Su andar es pausado, constante, sin urgencia. No porque desee retrasar el inevitable enfrentamiento, sino porque el tiempo ya no tiene significado para él.

La ciudad en ruinas no le dice nada. No siente nostalgia, ni pesar, ni siquiera reconocimiento. Podría haber sido otra ciudad, otro campo de batalla, otro mundo. Todo se ha desmoronado antes y volverá a hacerlo. Solo los escombros permanecen, solo el polvo gira con el viento, solo la sombra que arrastra consigo sigue siendo real.

No hay odio en su pecho, ni furia. Las emociones le abandonaron hace demasiado tiempo, consumidas por la repetición, por la certeza de lo inevitable. Y si alguna vez hubo algo más—un propósito, una razón, una voluntad—también quedó enterrado en alguna guerra que ya no recuerda.

Pero hay una certeza. Siempre hay una… El enemigo que le espera.

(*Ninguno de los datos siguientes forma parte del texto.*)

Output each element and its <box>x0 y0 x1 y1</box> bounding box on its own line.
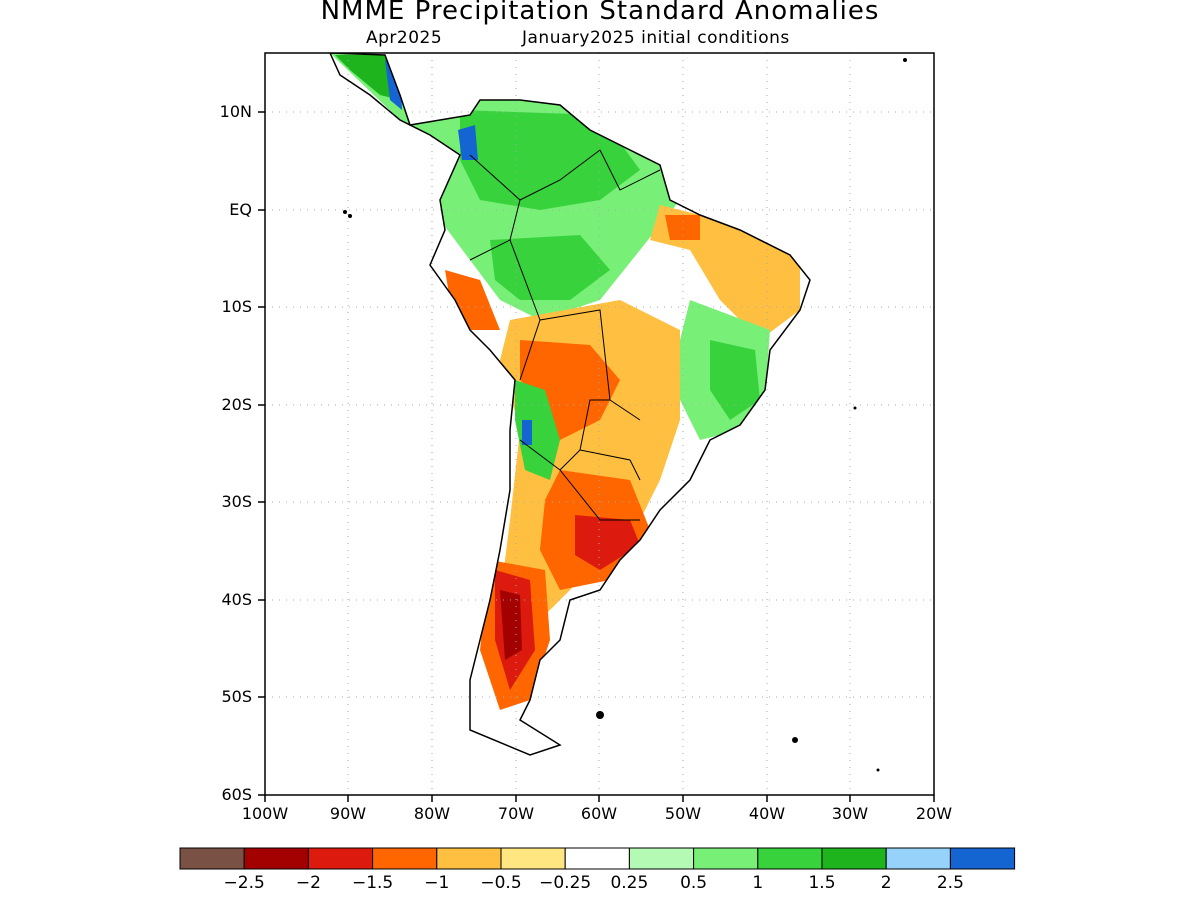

Cuando su mirada encuentra a la del otro hombre, la siente como una corriente helada atravesando su piel. No es sorpresa. No es temor. Es reconocimiento. Una chispa de memoria encendida en la eternidad.

Porque al final, cuando todos los mundos se han extinguido, cuando todas las victorias han sido devoradas por el vacío, cuando cada batalla ha terminado igual que la anterior, él sigue aquí. Y el otro también.

El viento se detiene. La sombra se extiende a su alrededor.

Los dos hombres se miran.

No hay sorpresa en sus rostros. No hay odio. Solo el reconocimiento de lo inevitable.

Uno de ellos inclina la cabeza levemente, un gesto apenas perceptible, pero suficiente. El otro responde del mismo modo. No es un saludo festivo, ni una señal de respeto convencional. Es el acuerdo tácito de dos guerreros que han recorrido este camino demasiadas veces.

Entonces, ambos avanzan.

No es un ataque ciego, ni un estallido de furia repentina. Es una danza ensayada, una coreografía escrita hace milenios. La tierra tiembla bajo sus pasos, el aire se parte con el primer golpe. Acero contra sombras, luz contra caos.

Un hombre se alza con la fuerza de la aurora. Su espada corta el aire con un resplandor ardiente, su movimiento firme, preciso. No lucha por victoria. Lucha porque debe hacerlo. Como lo ha hecho desde el primer amanecer.

El otro hombre se desliza entre los golpes como si el viento lo guiara. Su sombra crece, se retuerce, se adapta. No esquiva por miedo. Esquiva porque ha aprendido que la lucha no es para ganar, sino para continuar. Como lo ha hecho desde el primer susurro del caos.

Cada golpe se encuentra con su opuesto. Ninguno retrocede. Ninguno cede.

El sol se desangra sobre el cielo. Los dioses se abalanzan uno contra el otro. Y la batalla comienza otra vez. 

Así como ha sido durante milenios, Ra, el dios del sol, y Apofis, el dios del caos, siguen su inútil y eterna lucha por la supremacía en una tierra que ya no existe, donde las ciudades han olvidado sus nombres, y el polvo ha comenzado a olvidar también a los dioses que lo habitan.